Crawford Art Gallery unlikely to reopen before Christmas 2028 after €93m revamp
The extensive refurbishment works — which come with a €93m price-tag — commenced in mid-December and have been given a 123-week time frame for completion.
It is unlikely that the Crawford Art Gallery, which closed for renovation last September, will reopen before Christmas 2028.
The extensive refurbishment works — which come with a €93m price-tag — commenced this month and have been given a 123-week time frame for completion.
That would mean the work would likely be completed by mid-April, 2028, but the gallery’s director, Mary McCarthy, said a months-long process of fit-out, commissioning and re-occupation of the gallery would then follow. She said it was her intention that the gallery reopen before Christmas 2028.
“It took us a year to get out, but we hope we can come back in a more phased basis to bring the collection back into the building, and to put it back on the walls, and to get the café and the visitors’ services open. It really will depend on the handover of the building and that process,” Ms McCarthy said.

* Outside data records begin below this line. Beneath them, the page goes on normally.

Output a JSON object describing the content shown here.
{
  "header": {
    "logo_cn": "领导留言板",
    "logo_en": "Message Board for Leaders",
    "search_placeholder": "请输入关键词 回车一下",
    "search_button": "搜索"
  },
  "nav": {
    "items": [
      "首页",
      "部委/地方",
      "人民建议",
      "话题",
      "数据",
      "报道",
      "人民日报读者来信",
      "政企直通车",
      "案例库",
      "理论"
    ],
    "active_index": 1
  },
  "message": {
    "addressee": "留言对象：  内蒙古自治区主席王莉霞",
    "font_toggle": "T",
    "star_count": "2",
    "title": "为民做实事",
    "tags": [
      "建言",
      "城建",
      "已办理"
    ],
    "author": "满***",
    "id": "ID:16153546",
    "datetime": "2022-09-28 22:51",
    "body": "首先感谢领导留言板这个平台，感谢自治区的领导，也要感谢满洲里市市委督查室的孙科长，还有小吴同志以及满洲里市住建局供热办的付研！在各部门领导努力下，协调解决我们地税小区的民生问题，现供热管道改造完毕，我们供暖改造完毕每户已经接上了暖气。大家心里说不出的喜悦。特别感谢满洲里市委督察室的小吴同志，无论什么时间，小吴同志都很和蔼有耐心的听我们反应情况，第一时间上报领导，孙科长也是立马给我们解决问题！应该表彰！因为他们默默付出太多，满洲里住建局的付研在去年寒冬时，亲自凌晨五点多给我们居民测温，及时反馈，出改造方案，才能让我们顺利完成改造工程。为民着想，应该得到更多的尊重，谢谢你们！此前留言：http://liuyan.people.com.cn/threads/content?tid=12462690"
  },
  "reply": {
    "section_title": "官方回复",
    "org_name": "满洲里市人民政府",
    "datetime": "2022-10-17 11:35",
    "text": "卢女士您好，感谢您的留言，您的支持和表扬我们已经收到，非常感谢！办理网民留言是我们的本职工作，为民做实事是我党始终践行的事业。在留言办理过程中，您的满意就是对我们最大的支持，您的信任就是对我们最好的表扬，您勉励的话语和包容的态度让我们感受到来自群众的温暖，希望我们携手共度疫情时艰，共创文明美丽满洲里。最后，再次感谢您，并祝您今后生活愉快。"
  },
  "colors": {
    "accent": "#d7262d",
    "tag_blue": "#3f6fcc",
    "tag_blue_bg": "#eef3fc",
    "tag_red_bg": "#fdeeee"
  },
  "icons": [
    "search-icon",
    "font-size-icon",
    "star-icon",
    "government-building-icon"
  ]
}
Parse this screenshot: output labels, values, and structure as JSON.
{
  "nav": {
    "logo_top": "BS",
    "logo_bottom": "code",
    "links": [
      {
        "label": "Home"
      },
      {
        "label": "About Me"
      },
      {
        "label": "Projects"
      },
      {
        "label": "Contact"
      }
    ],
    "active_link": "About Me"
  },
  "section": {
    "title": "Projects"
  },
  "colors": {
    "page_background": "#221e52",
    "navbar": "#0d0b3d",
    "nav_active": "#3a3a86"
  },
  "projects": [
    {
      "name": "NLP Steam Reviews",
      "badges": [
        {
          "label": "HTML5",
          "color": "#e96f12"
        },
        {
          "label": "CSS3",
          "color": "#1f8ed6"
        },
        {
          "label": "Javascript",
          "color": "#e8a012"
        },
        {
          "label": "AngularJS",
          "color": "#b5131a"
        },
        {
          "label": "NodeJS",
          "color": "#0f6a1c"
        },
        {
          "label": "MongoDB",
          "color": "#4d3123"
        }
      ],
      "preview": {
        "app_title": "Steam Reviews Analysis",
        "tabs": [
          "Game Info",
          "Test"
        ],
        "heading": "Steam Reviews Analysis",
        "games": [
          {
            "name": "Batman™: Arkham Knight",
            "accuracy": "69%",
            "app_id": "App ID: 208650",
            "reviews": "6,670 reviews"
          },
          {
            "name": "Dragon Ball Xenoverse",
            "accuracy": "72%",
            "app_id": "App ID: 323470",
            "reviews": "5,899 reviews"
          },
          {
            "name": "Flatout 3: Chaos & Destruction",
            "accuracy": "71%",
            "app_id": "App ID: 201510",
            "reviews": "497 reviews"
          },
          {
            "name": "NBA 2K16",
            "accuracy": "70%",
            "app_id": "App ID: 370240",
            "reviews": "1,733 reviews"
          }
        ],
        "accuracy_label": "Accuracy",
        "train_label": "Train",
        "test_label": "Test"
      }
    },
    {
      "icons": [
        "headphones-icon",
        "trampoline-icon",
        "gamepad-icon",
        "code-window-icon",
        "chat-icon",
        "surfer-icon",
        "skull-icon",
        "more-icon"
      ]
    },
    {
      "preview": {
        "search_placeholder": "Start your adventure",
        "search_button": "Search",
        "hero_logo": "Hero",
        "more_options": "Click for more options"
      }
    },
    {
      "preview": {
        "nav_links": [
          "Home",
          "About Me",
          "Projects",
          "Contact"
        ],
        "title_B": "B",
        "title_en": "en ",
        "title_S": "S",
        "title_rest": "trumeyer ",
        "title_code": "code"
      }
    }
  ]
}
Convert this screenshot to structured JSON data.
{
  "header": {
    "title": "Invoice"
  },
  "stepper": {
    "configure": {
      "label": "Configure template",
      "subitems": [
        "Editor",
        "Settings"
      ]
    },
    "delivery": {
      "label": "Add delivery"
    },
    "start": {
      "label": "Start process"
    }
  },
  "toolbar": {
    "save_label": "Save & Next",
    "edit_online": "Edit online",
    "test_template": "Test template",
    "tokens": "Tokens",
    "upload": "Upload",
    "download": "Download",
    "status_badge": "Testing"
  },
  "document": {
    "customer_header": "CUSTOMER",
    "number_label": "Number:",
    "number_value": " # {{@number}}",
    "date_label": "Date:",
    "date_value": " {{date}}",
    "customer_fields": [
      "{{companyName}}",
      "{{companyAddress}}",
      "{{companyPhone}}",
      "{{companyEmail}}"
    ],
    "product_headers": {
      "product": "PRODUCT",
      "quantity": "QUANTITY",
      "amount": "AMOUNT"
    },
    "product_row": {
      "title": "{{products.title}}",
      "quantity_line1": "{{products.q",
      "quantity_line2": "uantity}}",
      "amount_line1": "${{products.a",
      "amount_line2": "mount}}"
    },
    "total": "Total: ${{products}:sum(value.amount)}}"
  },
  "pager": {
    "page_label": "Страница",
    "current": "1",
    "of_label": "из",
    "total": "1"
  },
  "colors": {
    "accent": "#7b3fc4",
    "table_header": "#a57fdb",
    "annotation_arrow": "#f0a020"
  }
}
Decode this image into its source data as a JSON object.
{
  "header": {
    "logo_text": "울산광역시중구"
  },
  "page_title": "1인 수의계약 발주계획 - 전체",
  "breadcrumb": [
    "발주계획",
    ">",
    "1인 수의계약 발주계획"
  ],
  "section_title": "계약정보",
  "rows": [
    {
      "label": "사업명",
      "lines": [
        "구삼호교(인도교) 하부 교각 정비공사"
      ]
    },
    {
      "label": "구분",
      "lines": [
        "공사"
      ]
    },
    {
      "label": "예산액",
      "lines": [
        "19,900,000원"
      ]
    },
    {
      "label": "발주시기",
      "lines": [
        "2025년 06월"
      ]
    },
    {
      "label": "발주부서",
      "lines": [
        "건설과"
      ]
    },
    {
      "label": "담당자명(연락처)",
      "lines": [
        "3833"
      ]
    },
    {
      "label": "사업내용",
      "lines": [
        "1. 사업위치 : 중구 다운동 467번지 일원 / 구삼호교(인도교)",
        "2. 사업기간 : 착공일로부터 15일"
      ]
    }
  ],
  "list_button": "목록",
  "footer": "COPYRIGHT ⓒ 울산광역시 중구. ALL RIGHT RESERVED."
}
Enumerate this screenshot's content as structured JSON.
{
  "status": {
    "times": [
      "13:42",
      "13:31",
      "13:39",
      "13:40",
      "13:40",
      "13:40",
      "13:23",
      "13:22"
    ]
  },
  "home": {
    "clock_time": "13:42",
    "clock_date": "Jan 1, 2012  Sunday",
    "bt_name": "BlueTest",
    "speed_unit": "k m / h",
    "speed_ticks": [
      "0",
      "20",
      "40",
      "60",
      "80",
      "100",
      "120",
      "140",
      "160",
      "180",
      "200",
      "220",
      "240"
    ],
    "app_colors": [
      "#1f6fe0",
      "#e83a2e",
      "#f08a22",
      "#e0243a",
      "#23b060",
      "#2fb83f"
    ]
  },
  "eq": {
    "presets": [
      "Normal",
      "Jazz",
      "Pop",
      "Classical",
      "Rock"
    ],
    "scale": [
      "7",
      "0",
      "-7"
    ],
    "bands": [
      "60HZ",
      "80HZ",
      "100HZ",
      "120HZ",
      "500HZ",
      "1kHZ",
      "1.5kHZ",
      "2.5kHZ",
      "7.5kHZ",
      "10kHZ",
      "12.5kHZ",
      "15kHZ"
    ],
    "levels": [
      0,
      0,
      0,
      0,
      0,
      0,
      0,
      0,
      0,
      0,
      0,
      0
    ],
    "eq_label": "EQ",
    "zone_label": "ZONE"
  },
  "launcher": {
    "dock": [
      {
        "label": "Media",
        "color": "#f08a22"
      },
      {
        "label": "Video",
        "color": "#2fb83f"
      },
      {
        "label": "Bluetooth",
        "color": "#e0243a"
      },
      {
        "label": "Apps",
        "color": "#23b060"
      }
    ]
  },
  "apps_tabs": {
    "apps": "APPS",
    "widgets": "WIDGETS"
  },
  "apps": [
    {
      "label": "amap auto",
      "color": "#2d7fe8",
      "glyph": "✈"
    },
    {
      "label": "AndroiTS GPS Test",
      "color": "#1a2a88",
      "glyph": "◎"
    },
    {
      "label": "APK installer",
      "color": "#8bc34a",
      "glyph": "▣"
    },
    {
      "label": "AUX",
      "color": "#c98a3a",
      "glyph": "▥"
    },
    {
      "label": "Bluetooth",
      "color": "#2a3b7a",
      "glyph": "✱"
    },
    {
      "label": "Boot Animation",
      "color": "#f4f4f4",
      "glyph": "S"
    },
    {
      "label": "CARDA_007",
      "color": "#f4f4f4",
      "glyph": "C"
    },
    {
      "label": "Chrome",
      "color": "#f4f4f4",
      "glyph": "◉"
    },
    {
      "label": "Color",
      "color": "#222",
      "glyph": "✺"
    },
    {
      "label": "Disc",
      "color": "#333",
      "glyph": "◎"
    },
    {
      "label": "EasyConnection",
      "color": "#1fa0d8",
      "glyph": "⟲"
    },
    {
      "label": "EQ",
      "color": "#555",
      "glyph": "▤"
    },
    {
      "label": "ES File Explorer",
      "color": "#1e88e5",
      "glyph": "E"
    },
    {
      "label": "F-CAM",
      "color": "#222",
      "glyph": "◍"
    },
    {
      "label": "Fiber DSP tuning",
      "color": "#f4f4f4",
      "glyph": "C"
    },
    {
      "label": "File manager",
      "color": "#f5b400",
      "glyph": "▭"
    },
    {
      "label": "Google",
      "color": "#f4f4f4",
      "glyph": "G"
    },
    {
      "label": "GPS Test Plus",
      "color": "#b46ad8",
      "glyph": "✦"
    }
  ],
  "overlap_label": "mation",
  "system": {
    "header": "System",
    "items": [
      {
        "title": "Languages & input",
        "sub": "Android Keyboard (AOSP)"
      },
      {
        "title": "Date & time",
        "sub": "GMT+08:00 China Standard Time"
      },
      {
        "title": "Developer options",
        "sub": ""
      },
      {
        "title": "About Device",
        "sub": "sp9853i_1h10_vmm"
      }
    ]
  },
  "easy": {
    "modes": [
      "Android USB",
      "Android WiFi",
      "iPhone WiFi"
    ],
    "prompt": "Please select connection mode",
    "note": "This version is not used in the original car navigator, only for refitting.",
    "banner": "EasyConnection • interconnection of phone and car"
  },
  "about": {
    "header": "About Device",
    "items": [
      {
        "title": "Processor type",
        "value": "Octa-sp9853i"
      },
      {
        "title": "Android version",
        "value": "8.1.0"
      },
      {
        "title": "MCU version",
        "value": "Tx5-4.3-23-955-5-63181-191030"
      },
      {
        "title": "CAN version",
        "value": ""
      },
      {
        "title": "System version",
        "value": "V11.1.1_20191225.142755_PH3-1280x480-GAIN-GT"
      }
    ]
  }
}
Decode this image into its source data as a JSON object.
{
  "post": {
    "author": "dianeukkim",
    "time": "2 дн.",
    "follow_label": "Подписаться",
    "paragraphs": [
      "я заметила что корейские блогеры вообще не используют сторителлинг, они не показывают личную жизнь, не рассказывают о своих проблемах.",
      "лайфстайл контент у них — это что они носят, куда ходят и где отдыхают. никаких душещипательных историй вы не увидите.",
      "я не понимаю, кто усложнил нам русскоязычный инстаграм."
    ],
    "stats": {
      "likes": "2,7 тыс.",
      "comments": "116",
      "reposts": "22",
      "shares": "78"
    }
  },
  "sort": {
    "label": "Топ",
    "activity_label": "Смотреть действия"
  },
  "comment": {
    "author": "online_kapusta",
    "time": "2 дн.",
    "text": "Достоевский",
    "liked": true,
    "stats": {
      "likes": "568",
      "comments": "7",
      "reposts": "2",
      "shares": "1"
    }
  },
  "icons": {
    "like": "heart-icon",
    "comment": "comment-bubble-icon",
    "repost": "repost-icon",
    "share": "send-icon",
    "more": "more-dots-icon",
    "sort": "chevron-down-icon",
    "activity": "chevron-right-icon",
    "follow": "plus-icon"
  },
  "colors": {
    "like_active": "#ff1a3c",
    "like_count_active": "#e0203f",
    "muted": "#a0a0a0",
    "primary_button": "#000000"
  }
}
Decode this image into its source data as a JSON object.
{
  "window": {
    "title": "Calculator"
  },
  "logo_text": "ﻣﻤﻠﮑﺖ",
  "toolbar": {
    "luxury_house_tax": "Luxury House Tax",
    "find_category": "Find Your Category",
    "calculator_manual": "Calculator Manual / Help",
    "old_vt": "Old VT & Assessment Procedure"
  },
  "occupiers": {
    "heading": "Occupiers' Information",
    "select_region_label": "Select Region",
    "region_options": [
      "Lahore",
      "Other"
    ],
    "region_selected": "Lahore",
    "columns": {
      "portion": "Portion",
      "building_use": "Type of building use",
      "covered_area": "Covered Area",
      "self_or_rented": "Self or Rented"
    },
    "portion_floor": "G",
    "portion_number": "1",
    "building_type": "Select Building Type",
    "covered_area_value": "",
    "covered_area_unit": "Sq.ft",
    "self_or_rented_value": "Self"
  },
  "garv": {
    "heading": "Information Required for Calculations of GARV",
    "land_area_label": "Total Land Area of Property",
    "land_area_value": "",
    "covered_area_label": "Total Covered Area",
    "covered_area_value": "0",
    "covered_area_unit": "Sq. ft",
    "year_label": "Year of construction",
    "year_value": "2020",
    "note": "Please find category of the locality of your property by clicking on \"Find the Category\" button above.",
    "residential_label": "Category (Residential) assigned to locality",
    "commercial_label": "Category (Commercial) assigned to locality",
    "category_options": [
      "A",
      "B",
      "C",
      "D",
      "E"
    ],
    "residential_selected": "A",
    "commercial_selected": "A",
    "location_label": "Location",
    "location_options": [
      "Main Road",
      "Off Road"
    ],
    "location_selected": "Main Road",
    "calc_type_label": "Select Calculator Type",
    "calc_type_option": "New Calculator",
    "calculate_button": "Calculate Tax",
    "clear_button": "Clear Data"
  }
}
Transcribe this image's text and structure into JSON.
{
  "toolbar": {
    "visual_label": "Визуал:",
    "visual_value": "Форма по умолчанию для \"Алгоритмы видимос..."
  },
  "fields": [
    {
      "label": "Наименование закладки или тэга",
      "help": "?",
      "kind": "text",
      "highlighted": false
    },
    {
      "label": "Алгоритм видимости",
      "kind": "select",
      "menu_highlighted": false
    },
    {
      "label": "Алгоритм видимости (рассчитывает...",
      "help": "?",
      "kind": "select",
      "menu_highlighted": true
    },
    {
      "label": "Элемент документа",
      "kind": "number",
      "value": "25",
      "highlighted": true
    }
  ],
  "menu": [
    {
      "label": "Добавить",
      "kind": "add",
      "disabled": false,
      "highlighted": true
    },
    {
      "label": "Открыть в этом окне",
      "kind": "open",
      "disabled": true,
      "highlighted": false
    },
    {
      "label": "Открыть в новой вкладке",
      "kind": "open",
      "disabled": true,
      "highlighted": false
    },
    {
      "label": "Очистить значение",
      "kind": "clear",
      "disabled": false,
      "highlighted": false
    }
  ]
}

She said the gallery staff would endeavour to keep as brief as possible the process of restocking, and she expected to be able to offer a firm update during the first half of this year.
Ms McCarthy said: "We will definitely do our absolute best to open within the calendar year of 2028, and it is our intention to get this service back open for the people of Cork and the city centre as soon as possible."

The refurbishment, which is being carried out for the Office of Public Works by contractor PJ Hegarty and Sons, will encompass a five-storey extension and a new restaurant, and will give the gallery an additional 50% in exhibition and storage space for its 3,500-item collection.
The cost of the works has more than trebled since an initial 2020 estimate of €29m. In November, arts minister Patrick O’Donovan said the work is now budgeted at €93.1m, a figure which includes Vat and a provision for contingency.
As of November, he said, €6.5m had already been spent. Mr O’Donovan said the original 2020 estimate had been made prior to the planning and design phase, and the project has changed substantially since then.
There had also been, he said, considerable construction inflation.

In December, Taoiseach Micheál Martin said the project was “of a different scale from what originally conceived”, describing it as “much more exciting”.
First built in 1724 as a custom house, the Crawford has in the past operated as a school of art, a municipal art gallery, and a national cultural institution.
The Crawford also served, from 1892, as Cork’s first public reading room, recording in its first year as many as 500 visitors a day.
The following year it offered Cork its first lending library service, hosting Ireland’s first library collection of children’s books. The library service moved in 1905 to a purpose-built Carnegie Library on Anglesea St. This was burnt to the ground by British forces during the 1920 Burning of Cork.